E no entanto, o STF está condenando esses réus a muitos anos de prisão.
Mesmo Marcos Valério, qual o sentido em condená-lo a mais de 40 anos? Por que ele ajudou a pagar dívidas do PT? Não tem sentido.
Ninguém é santo nesta vida, quanto mais nas altas esferas da
publicidade e da política, mas uma condenação criminal deve se balisar
estritamente nos autos.
Não tem sentido condenar réus apenas para jogar para platéia e
cumprir a profecia vendida pela mídia de que “poderosos” finalmente
estão indo presos. Há tempos que isso vem acontecendo no Brasil. Daniel
Dantas foi condenado. Ah, mas o STF anulou a Satiagraha… Querem prender
poderosos? Cadê o Demóstenes Torres e o ex-governador José Arruda?
Não se curvem à pressão da mídia. Não se curvem à truculência e
desonestidade de Joaquim Barbosa. O atual presidente do STF é um juiz
suspeito, porque sobre ele incorre o que diz o Código do Processo Penal,
artigo 254:
O juiz dar-se-á por suspeito, e, se não o fizer, poderá ser recusado por qualquer das partes:
(…) V – se for credor ou devedor, tutor ou curador, de qualquer das partes.
Barbosa é devedor a uma das partes, a Globo, principal agente de
acusação, porque a Globo (sem falar na Veja) tem trabalhado com afinco
para criar uma imagem de herói para o relator, pavimentando-lhe uma
promissora carreira política.
E já que citamos a lei, lembrem-se do artigo 5, capítulo 37 da Constituição Federal:
Não haverá juízo ou tribunal de exceção.
Quando analisarem o caso de Pizzolato, tenham a decência de
considerarem os autos. A única prova contra Pizzolato é sua assinatura
em três pareceres do Banco do Brasil, onde outros funcionários também
assinaram, sendo que ele ainda é acusado por um quarto documento, que
não assinou. Ele é totalmente inocente da acusação. Mas se a “pressão”

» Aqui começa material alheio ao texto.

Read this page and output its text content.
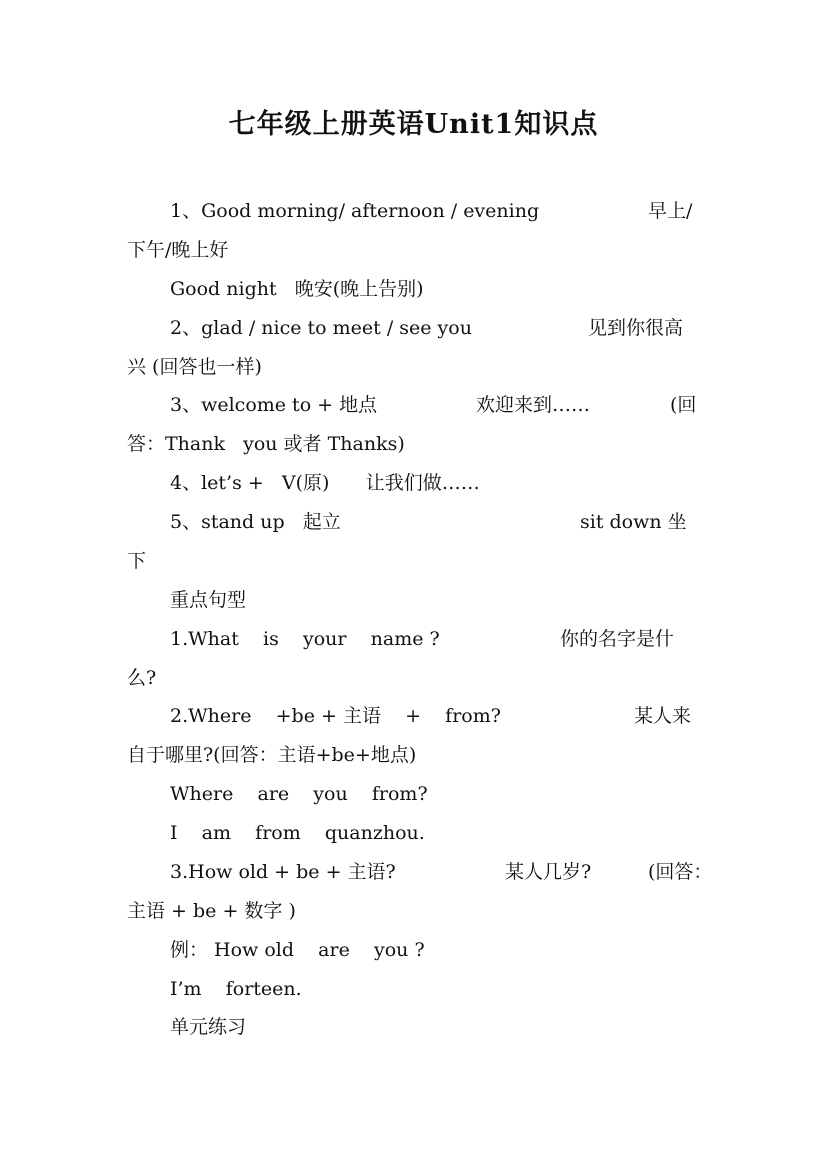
七年级上册英语Unit1知识点
1、Good morning/ afternoon / evening	早上/
下午/晚上好
Good night   晚安(晚上告别)
2、glad / nice to meet / see you	见到你很高
兴 (回答也一样)
3、welcome to + 地点	欢迎来到……	(回
答：Thank   you 或者 Thanks)
4、let’s +   V(原)      让我们做……
5、stand up   起立	sit down 坐
下
重点句型
1.What    is    your    name ?	你的名字是什
么?
2.Where    +be + 主语    +    from?	某人来
自于哪里?(回答：主语+be+地点)
Where    are    you    from?
I    am    from    quanzhou.
3.How old + be + 主语?	某人几岁?	(回答：
主语 + be + 数字 )
例： How old    are    you ?
I’m    forteen.
单元练习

dos poderosos, sim dos verdadeiros poderosos aos quais vocês se curvam,
não vos permitirem absolvê-lo de vez, mudem sua condenação de “peculato
doloso” para “culposo”, visto que o principal responsável pelos recursos
Visanet era Leo Batista. Ele era o gestor do Fundo Visanet.
Mesmo ciente das exíguas chances de mudar o curso deste julgamento,
eu ainda apelo ao bom senso dos senhores. Se condenarem inocentes, isso
não quer dizer que a história termina aqui. Ao contrário, terá início
uma nova etapa. Uma injustiça estará consolidada e sacramentada pela
mais alta corte do país. Uma denúncia inepta, cheia de erros, seguida de
um debate tosco, repleto de inverdades, conduzido sob uma pressão
jamais vista da grande mídia, resultou em condenações incorretas. Não
foi feita justiça.
Se o saber jurídico de vossas excelências não é um mero arquivo frio e
inútil de citações e teorias, se persiste em vossas almas algum
resquício do autêntico e profundo amor pela justiça, pela verdade, pelo
direito sagrado do homem à liberdade, então os senhores sabem que nada
termina aqui. A história é um monstro que anda para trás, e sua
principal diversão é devorar os covardes que um dia posaram de heróis.
Vossas excelências, se não reagirem com a altivez necessária à
truculência de Joaquim Barbosa e à pusilanimidade disfarçada de
tecnicismo (um tecnicismo vazio e fingido) de todos os juízes, serão
eternamente assombrados pelos valores que traíram. O inferno dantesco
está cheio de juízes corruptos e covardes.
Mas não é de Dante que eu lembro ao deixar um recado final a tão
eminentes juízes, e sim de Shakespeare. Vossas excelências, qual o
poderoso e cruel Macbeth, imaginam-se protegidas numa fortaleza
inexpugnável, e parecem zombar das advertências que o país tem
sussurrado há tempos em vossos magníficos ouvidos.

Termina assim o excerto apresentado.